Ceuta, 21 de noviembre de 2015.
Son las 7:25 h de la mañana. Me asomo a la ventana. El firmamento está limpio. No hay ni una nube. Observo el oscuro cielo y logro identificar a la estrella Spiga y a los planetas Venus, Marte y Júpiter.
El horizonte empieza a aclararse y a cambiar a tonos rosáceos. El negro de la noche empieza a dar paso al azul y el celeste. Sólo Venus, con su intenso brillo, resiste al empuje de la luminosidad del ascendente sol. No lo hace para defender la oscuridad, sino para recordarnos el principio femenino del cosmos.
Llevo varios días pensando sobre el continuo movimiento que rige el cosmos. Hay una serie de pautas permanentes, pero lo demás es siempre cambiante. No hay dos días iguales para el que observar con algo de interés a la naturaleza. Algunos días despejados como éste nos permite apreciar con nitidez los distintos matices de azul del cielo. La luz llega la con intensidad que le corresponde a cada estación del año. Esto hace que los colores sean distintos. El mar cambia del azul al verde según las mareas y el oleaje.
Otros días, por el contrario, amanecen plagados de nubes. Dependiendo de su espesor y de la cantidad de agua que portan las nubes visten de color blanco o de gris plomizo. Son muy coquetas. A las nubes les gusta cambiar de apariencia varias veces al día. Al alba se ponen su traje rosa y al ocaso su capa roja.

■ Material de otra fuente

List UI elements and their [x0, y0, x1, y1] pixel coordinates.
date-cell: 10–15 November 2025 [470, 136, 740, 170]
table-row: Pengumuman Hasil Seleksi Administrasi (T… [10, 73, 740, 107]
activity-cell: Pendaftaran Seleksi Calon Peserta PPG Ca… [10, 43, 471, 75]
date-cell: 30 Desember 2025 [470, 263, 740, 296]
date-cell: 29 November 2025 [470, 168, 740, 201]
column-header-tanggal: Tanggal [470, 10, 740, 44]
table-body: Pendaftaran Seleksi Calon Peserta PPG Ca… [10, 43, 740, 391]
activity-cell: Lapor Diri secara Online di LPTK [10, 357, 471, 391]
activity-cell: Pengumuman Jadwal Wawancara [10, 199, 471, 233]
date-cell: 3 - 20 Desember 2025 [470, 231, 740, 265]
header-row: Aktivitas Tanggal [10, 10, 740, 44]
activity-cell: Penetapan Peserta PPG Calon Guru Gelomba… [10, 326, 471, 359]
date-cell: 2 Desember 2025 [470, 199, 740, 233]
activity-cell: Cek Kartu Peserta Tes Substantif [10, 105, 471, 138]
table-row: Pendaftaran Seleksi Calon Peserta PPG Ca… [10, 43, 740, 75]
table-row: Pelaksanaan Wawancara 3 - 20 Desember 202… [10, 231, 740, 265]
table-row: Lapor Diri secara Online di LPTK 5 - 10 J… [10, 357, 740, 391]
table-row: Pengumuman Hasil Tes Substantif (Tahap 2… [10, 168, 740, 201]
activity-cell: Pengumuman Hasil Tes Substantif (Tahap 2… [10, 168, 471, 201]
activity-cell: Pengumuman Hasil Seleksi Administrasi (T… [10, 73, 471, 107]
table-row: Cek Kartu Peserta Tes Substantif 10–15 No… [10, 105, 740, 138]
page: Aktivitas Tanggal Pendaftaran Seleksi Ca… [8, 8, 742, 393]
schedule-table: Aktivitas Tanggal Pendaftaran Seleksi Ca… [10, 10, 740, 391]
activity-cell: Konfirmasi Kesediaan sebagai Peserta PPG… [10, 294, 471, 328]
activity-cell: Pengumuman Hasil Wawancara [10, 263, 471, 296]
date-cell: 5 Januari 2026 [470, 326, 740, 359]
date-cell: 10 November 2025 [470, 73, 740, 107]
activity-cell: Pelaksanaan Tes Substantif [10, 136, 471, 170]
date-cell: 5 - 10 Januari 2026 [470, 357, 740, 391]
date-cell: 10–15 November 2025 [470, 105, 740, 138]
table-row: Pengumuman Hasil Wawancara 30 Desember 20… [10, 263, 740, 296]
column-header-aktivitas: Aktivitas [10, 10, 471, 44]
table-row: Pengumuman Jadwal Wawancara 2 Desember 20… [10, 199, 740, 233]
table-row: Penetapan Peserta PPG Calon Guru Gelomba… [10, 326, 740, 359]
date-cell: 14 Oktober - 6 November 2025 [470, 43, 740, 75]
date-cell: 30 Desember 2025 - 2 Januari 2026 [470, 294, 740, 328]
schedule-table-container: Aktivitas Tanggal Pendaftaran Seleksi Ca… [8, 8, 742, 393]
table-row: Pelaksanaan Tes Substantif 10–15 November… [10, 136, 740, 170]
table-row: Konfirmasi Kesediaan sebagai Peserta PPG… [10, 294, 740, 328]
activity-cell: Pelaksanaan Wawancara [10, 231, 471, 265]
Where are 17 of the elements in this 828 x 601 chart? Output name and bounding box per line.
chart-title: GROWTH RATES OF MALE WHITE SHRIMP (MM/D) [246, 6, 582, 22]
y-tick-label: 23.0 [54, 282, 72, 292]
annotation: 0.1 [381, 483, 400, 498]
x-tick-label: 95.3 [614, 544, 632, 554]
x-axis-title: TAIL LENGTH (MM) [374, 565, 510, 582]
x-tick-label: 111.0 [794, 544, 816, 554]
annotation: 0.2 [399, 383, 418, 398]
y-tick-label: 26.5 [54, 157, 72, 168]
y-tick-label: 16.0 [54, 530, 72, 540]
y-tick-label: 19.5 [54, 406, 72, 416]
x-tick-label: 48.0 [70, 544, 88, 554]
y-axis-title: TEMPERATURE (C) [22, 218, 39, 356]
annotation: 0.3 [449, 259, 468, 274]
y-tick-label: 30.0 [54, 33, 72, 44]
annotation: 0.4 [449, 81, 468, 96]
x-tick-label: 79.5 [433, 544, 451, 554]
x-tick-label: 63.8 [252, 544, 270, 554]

Las nubes nunca tienen prisa. Es el viento quien las empuja de un lado a otro en función de su temperamento. El viento de poniente las arrastra con ímpetu, mientras que el de levante las amontona sobre nuestra ciudad durante varios días. Todo se tiñe de gris, hasta nuestro ánimo.
Al mar tampoco le gusta demasiado el levante. Se enfada y lanza enormes olas contra el litoral. Le cuesta al mar recuperar su buen humor. Su enfado, que aquí llamamos temporales, dura una media de tres días, a lo que sumar otros tres días de resaca. Se toma las cosas muy a pecho. Es un malhumor profundo.
Por el contrario, el poniente es más jovial. Juega con el mar y le hace cosquillas provocando un enrizamiento de su delicada piel de sal.
Al poniente le encanta gastar bromas. En otoño nos trae nubes dispersas cargadas de agua que nos pone empapados. Nos distrae dejando que el sol luzca con fuerza y cuando estamos confiados empuje a los nubes para que llueva sobre nosotros. Es lo que llamamos vendaval.
El poniente nos trae frío, pero también nos regala imágenes indescriptibles.
Así vivimos los ceutíes: entre levante y poniente. Gracias a ellos todos los días son distintos y en la mayoría de las ocasiones nos brindan la posibilidad de vivir experiencias sensitivas únicas e irrepetibles. Han sido responsables de naufragios, inundaciones y destrozos, y también han servido para llenar las velas de los navegantes que han llegado a esta tierra sagrada y mágica. Nos traen las nubes que decoran nuestro cielo y riegan nuestra tierra. Limpian nuestra atmósfera y secan nuestros bonitos y volaores. A veces nos traen frío y en otras ocasiones calor y humedad, pero siempre están ahí. Sin levante ni poniente Ceuta sería distante y diferente. Yo lo prefiero así: con dos vientos que pugnan por conquistar Ceuta y nunca lo consiguen. Cada viento cumple su misión y ambos están presentes en nuestro carácter, algunas veces pesimista como el levante y la mayor parte de las ocasiones alegre y fresco como el poniente. Uno nos invita a la reflexión y el otro a la acción. Uno nos trae malhumor y el otro nos inunda de alegría y emoción. Ambos son rasgos de Ceuta y los quiero como son.